Que faire en cas de résultat anormal
- Ne paniquez pas et ne vous soignez pas seul. La plupart des PSA élevés ne sont pas un cancer, et aucun complément ne fait baisser sans risque un PSA significatif.
- Supprimez les facteurs de confusion, puis répétez le dosage. Évitez l’éjaculation et le vélo intensif pendant environ 48 heures avant le prélèvement, et attendez plusieurs semaines après une infection urinaire ou une biopsie ; une valeur anormale isolée se confirme en la répétant.
- Indiquez vos médicaments à votre médecin. Le finastéride et le dutastéride réduisent le PSA de moitié environ ; signalez-les, car la valeur réelle est environ le double de ce qu’affiche le laboratoire.
- Consultez d’abord votre médecin traitant. Il répète l’analyse, examine la prostate et, si le résultat se confirme, vous adresse à un urologue.
- Suivez le parcours du spécialiste.
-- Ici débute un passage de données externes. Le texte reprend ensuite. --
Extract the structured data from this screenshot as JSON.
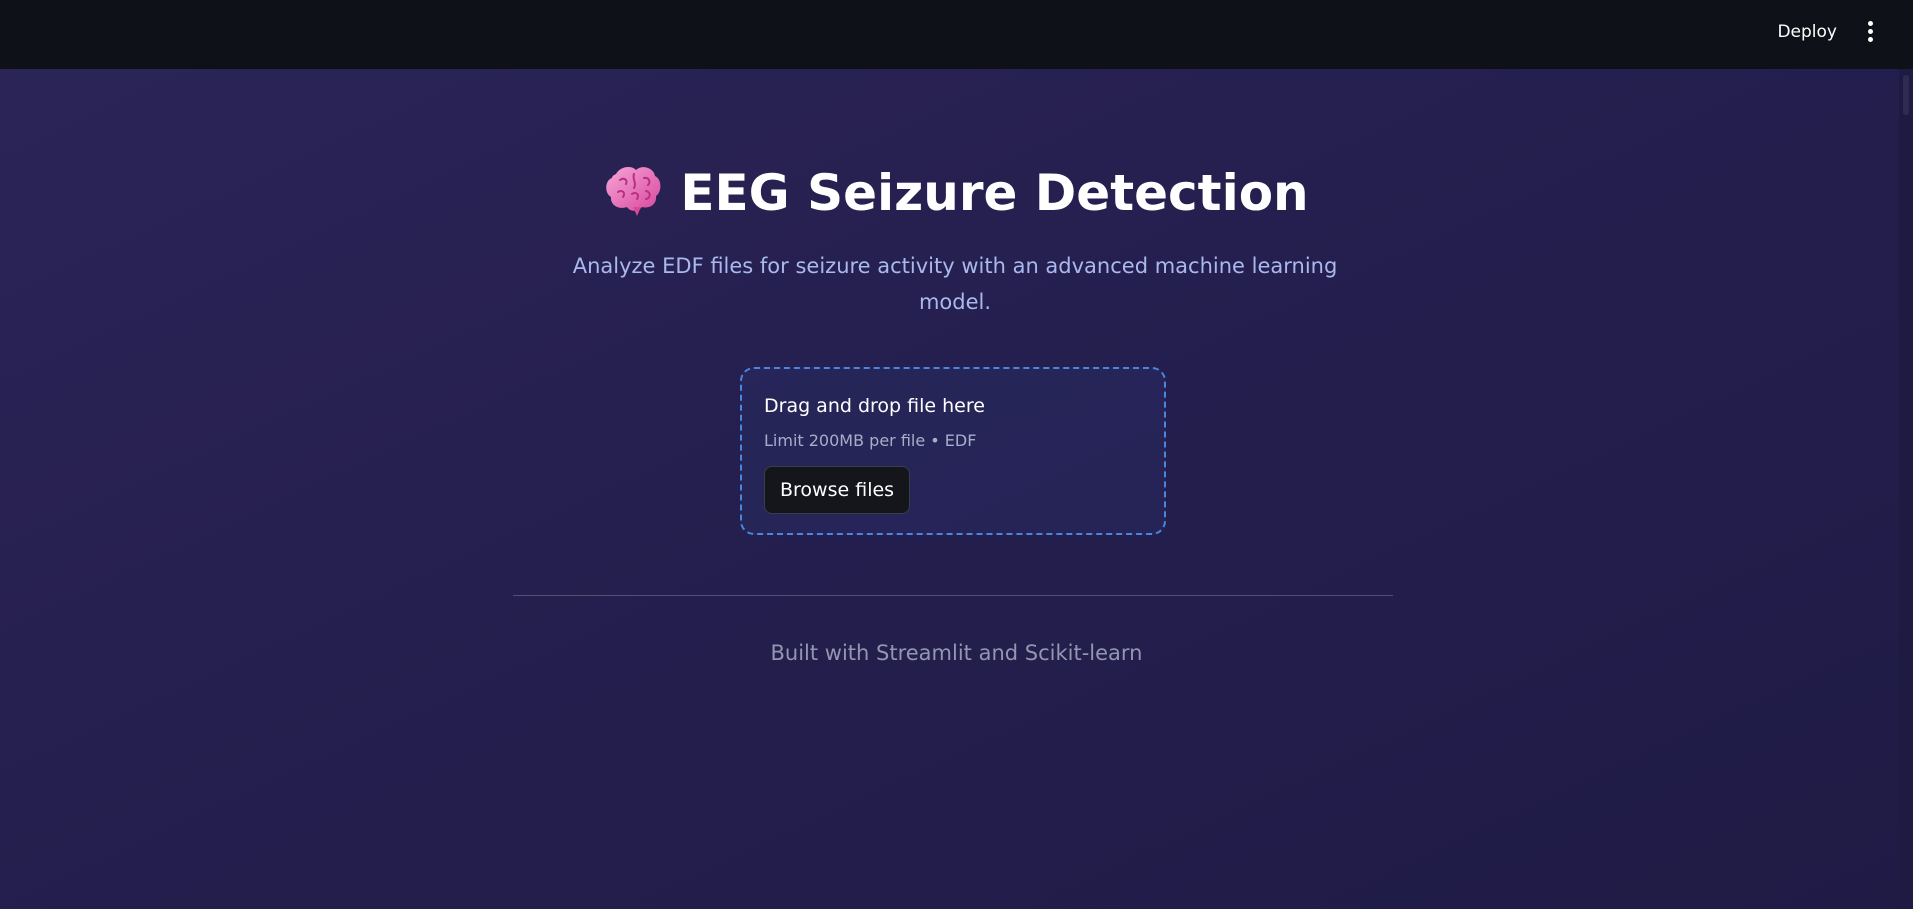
{
  "header": {
    "deploy_label": "Deploy",
    "menu_icon": "more-vertical-icon"
  },
  "main": {
    "title_icon": "brain-emoji-icon",
    "title": "EEG Seizure Detection",
    "subtitle": "Analyze EDF files for seizure activity with an advanced machine learning model."
  },
  "uploader": {
    "drop_label": "Drag and drop file here",
    "limit_label": "Limit 200MB per file • EDF",
    "browse_label": "Browse files"
  },
  "footer": {
    "text": "Built with Streamlit and Scikit-learn"
  },
  "colors": {
    "background": "#272150",
    "topbar": "#0e1118",
    "subtitle": "#a9b9ee",
    "uploader_border": "#4a86e0",
    "button_bg": "#14161c",
    "footer_text": "#9296b0"
  }
}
L’urologue prend en compte votre % de PSA libre, la densité du PSA et l’évolution, et n’envisage une biopsie que si le risque le justifie, conformément aux recommandations de NICE.
- Décidez du dépistage en connaissance de cause. Se faire dépister ou non relève d’une décision partagée : l’USPSTF considère le dépistage par PSA comme un choix individuel pour les hommes de 55 à 69 ans et le déconseille à partir de 70 ans.
Questions fréquentes
Quel est un taux normal de PSA ?
Il n’existe pas de seuil unique. Un PSA total inférieur à 4,0 ng/mL est la valeur normale traditionnelle, mais de nombreux laboratoires utilisent des limites plus basses ajustées à l’âge : environ 2,5 vers 40 ans, jusqu’à près de 6,5 vers 70 ans. C’est une échelle mobile de risque, pas une ligne de réussite ou d’échec.
Un PSA élevé signifie-t-il que j’ai un cancer de la prostate ?
Non. La plupart des résultats élevés viennent d’une hypertrophie bénigne de la prostate, d’une prostatite, d’une infection urinaire ou d’une activité récente comme le vélo ou l’éjaculation. Seule une minorité se révèlent être un cancer, même si les probabilités augmentent à mesure que le chiffre monte.
Qu’est-ce qui peut fausser à la hausse ou à la baisse un résultat de PSA ?
L’éjaculation, le vélo intensif, une sonde récente, une biopsie de la prostate ou une infection peuvent élever le PSA pendant des jours à des semaines. Le finastéride et le dutastéride (pour une hypertrophie de la prostate ou une chute de cheveux) le réduisent de moitié environ, et l’obésité l’abaisse modérément : signalez-le donc à votre médecin si cela vous concerne.
Devrais-je faire un test de PSA ?
Chez les hommes de 55 à 69 ans, l’USPSTF en fait une décision individuelle prise avec votre médecin, en pesant la détection plus précoce du cancer face au risque de surdiagnostic ; le dépistage systématique n’est pas recommandé à partir de 70 ans. Discutez de votre propre risque avant de décider.
Quel taux de PSA surveille-t-on après le traitement d’un cancer de la prostate ?
Après l’ablation chirurgicale de la prostate, le PSA doit chuter jusqu’à devenir indétectable, en dessous de 0,1 ng/mL. Un PSA qui remonte lors de dosages répétés est le premier signe d’une récidive du cancer, et c’est pourquoi on le suit pendant des années ensuite.